12. INTELLECTUAL PROPERTY RIGHTS
12.1
The Licensee acknowledges that any and all
of the copyright, trademarks, trade names, patents and
other intellectual property rights subsisting in or used
in connection with the Software including but not limited
to all documentation and manuals relating thereto, all
images, animations, audio music and text incorporated into
the Software remain the sole property of the Licensor.
The Licensee agrees to immediately notify the Licensor
of any actual or suspected infringement and the Licensee
also agrees not to use any of the Licensor’s trademarks
as any part of the name under which the Licensee conducts
its business.
13. CONFIDENTIAL INFORMATION
13.1
If during the performance of its obligations
under this Licence either party (“the Receiving Party”)

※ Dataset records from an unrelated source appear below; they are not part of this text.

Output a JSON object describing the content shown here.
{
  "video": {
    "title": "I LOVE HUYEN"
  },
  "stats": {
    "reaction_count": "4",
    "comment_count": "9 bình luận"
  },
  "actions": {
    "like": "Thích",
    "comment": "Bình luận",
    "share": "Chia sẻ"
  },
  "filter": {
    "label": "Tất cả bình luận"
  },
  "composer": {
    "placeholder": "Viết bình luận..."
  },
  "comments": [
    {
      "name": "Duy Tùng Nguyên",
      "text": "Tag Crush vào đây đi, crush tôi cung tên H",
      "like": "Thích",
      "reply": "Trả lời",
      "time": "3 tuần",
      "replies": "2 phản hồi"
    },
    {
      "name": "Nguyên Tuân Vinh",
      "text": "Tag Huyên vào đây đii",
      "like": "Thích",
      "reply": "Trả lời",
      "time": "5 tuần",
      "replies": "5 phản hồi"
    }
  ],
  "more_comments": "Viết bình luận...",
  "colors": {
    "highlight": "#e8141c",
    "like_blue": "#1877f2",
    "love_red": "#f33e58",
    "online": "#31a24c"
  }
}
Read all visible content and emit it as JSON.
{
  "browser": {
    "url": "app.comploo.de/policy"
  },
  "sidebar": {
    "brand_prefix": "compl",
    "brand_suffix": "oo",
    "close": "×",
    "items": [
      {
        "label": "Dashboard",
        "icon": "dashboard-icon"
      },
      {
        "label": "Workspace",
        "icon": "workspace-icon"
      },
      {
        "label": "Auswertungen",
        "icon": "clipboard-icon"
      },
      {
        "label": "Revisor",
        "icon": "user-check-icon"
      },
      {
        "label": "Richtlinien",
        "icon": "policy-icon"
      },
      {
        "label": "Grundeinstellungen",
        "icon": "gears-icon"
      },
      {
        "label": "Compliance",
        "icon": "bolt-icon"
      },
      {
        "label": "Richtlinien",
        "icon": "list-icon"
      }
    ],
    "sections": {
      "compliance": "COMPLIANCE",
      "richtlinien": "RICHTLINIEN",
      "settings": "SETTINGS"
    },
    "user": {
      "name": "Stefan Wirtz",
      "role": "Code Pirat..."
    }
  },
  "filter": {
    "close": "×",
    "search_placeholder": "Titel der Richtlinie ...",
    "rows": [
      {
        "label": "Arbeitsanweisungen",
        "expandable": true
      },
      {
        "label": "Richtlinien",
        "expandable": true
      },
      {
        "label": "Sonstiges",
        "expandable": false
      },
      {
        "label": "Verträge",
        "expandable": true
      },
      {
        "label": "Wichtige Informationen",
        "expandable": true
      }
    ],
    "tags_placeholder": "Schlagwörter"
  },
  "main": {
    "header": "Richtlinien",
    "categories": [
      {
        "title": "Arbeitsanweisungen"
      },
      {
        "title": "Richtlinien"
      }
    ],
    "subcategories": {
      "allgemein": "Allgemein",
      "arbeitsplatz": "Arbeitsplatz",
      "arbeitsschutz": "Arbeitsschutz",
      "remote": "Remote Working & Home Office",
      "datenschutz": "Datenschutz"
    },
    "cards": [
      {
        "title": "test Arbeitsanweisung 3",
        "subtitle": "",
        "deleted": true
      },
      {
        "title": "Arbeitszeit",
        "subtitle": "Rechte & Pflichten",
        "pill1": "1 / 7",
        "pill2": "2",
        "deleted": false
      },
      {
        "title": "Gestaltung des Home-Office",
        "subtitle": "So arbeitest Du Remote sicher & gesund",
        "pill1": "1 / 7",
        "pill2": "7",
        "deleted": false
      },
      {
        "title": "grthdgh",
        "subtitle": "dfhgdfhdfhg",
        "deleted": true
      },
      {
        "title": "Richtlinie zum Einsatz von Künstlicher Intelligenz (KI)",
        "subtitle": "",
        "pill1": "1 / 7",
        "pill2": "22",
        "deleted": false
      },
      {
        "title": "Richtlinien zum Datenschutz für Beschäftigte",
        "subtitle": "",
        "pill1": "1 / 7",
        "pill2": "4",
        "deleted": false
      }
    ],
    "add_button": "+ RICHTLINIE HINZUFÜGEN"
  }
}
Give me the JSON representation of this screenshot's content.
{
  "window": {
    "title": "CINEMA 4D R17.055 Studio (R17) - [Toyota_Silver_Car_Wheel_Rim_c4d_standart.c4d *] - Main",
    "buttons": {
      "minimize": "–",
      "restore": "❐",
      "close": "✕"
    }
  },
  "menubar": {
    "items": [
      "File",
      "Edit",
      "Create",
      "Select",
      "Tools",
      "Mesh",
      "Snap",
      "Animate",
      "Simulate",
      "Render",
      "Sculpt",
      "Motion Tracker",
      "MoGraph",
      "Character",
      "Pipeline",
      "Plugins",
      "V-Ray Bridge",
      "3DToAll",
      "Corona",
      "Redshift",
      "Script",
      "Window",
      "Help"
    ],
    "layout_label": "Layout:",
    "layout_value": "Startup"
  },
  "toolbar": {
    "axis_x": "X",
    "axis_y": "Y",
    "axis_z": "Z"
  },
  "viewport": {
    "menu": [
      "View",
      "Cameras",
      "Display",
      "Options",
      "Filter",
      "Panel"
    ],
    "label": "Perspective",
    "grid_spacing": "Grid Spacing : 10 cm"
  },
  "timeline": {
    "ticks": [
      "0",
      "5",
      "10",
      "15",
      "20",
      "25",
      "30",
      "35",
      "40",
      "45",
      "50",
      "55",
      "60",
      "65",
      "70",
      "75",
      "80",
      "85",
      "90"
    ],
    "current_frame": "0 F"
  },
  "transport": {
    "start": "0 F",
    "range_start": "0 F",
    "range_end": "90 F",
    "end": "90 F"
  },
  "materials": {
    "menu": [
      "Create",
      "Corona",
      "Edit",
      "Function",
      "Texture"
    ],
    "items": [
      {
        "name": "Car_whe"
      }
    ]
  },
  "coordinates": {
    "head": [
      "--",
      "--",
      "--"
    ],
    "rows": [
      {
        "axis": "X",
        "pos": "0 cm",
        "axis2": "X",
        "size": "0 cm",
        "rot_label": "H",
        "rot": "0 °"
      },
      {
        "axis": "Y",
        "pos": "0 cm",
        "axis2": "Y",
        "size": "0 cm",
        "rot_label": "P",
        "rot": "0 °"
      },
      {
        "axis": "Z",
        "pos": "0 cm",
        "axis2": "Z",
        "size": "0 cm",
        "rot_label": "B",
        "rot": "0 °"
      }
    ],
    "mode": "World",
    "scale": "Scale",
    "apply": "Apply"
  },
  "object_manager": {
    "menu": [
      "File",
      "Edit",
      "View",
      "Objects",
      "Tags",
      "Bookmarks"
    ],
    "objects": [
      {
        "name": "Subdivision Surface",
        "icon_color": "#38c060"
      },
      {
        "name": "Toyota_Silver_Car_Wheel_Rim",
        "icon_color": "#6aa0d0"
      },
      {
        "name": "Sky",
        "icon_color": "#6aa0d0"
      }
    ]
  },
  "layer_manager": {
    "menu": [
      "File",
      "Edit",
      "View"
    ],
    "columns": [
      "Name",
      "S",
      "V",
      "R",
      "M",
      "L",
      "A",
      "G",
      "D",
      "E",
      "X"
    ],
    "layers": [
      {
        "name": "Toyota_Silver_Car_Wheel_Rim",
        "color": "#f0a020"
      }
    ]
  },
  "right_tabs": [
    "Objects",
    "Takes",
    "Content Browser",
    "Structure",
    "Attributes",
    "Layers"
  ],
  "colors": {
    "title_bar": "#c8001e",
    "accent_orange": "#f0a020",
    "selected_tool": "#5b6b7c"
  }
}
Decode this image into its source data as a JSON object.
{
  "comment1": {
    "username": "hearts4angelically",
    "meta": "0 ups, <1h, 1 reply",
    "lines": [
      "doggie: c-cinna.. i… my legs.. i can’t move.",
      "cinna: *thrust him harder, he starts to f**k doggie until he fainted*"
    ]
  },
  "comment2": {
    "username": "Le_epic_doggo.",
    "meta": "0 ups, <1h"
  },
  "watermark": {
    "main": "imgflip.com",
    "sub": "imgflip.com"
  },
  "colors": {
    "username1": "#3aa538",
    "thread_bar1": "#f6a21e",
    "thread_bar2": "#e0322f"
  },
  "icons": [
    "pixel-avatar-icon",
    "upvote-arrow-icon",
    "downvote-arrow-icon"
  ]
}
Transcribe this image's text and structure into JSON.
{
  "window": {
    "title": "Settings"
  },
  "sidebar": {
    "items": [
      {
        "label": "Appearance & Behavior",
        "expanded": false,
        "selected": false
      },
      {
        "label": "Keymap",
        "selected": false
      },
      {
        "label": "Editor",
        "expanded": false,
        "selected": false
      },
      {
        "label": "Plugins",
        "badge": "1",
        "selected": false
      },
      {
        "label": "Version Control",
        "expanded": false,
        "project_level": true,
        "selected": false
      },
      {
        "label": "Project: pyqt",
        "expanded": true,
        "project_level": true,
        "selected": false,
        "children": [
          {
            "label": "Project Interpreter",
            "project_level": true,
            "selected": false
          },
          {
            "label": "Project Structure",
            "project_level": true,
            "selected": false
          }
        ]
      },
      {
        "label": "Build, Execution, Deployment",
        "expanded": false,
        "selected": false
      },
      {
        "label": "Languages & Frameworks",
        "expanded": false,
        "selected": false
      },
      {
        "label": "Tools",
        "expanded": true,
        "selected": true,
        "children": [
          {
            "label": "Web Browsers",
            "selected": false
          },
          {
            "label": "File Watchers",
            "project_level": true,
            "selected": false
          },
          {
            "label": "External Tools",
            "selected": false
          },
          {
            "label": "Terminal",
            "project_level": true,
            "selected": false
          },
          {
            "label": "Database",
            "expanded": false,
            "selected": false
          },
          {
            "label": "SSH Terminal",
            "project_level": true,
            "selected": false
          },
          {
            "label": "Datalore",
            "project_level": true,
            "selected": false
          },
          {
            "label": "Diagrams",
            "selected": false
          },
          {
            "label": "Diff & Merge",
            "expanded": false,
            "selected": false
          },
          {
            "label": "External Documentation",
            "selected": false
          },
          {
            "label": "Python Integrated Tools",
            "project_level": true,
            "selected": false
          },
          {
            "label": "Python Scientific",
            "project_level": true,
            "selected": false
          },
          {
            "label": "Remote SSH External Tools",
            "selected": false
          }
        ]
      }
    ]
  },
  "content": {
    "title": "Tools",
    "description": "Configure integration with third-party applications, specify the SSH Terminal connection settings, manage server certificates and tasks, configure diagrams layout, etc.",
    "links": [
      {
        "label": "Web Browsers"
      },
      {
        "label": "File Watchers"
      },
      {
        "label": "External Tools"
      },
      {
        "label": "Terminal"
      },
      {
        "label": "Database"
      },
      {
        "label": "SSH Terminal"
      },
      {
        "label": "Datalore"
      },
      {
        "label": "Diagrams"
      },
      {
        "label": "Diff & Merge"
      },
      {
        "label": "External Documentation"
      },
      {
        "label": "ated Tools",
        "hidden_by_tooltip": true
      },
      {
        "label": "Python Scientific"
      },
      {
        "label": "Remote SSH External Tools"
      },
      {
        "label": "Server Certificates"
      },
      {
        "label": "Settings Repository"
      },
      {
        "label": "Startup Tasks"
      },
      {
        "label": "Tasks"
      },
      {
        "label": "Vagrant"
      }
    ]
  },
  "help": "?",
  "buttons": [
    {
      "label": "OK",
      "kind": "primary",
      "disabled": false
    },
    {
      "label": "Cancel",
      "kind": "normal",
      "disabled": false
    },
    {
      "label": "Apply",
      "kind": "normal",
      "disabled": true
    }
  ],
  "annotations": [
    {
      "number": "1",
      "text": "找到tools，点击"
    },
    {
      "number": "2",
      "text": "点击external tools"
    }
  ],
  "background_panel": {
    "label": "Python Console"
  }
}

is exposed to any information of the other (“the
Disclosing Party”) which the Disclosing Party identifies
as being of a confidential or sensitive nature, the Receiving
Party shall respect the confidentiality of such information
and will not use it save insofar as its use is necessary
in the performance of its obligations under this Licence
and the Receiving Party shall restrict dissemination of
such information to its employees on a need-to-know basis.
13.2
The obligations accepted by the Receiving
Party under Clause 13.1 above shall not apply to any material
which:
13.2.1
is already known to the Receiving Party;
or
13.2.2
is public knowledge or enters the public
domain without fault on the Receiving Party’s
part; or
13.2.3
is lawfully received from a third party; or
13.2.4
is ordered to be disclosed by a court or other
tribunal of competent jurisdiction.
13.3
The obligations upon the Receiving Party under Clause
13.1 shall not oblige the Receiving Party to exercise a
higher degree of care towards the Disclosing Party’s
confidential information than it does towards its own information
of a like nature.
14. FORCE MAJEURE
14.1
The Licensor shall be under no liability
to the Licensee in respect of anything which, apart from
this provision, may constitute breach of this Licence arising
by reason of force majeure, where such event is beyond
that party’s reasonable control.
15. ASSIGNMENT
15.1
The Licensee shall not assign or otherwise
transfer all or any part of the Software or this Licence
without the prior written consent of the Licensor.
16. WAIVER
16.1
No delay, neglect or forbearance
on the part of either party in enforcing its rights or
any of them against the other shall be construed as a
waiver or in any way prejudice any of its rights hereunder.
17. HEADINGS
17.1
The headings of the terms and conditions
herein contained are inserted for convenience or reference
only and are not intended to be part of or to affect the
meaning or interpretation of any of the terms and conditions
of this Licence.
18. SEVERABILITY
18.1
In the event that any of these terms and
conditions or provisions shall be determined by any competent
authority to be invalid, unlawful or unenforceable to any
extent, such terms, condition or provision shall to that
extent be severed from the remaining terms, conditions
and provisions which shall continue to be valid to the
fullest extent permitted by law.
19. LAW
19.1
This Agreement shall be governed by and
construed in accordance with the laws of England and shall
be subject to the jurisdiction of the English Courts.
20. NOTICES
20.1
ny notice, instruction or other document
to be given by either party to the other hereunder may
be left at or sent by pre-paid post, telex or confirmed
facsimile transmission (as appropriate) to the address
specified above or such other address notified by either
party to the other for such purpose.
21. SURVIVAL
21.1
The provisions of Clauses 6, 8, 9, 11, 12,
17, and 18 shall survive termination of this Licence.
22. ENTIRE AGREEMENT
22.1
This Agreement supersedes all prior agreements
and arrangements of whatever nature and sets out the entire
agreement and understanding between the parties relating
to its subject matter. Nothing in this clause shall relieve
either party of liability for fraudulent misrepresentations
and neither party shall be entitled to any remedy for either
any negligent or any innocent misrepresentation except
to the extent (if any) that a court or arbitrator may allow
reliance as the same as being fair and reasonable.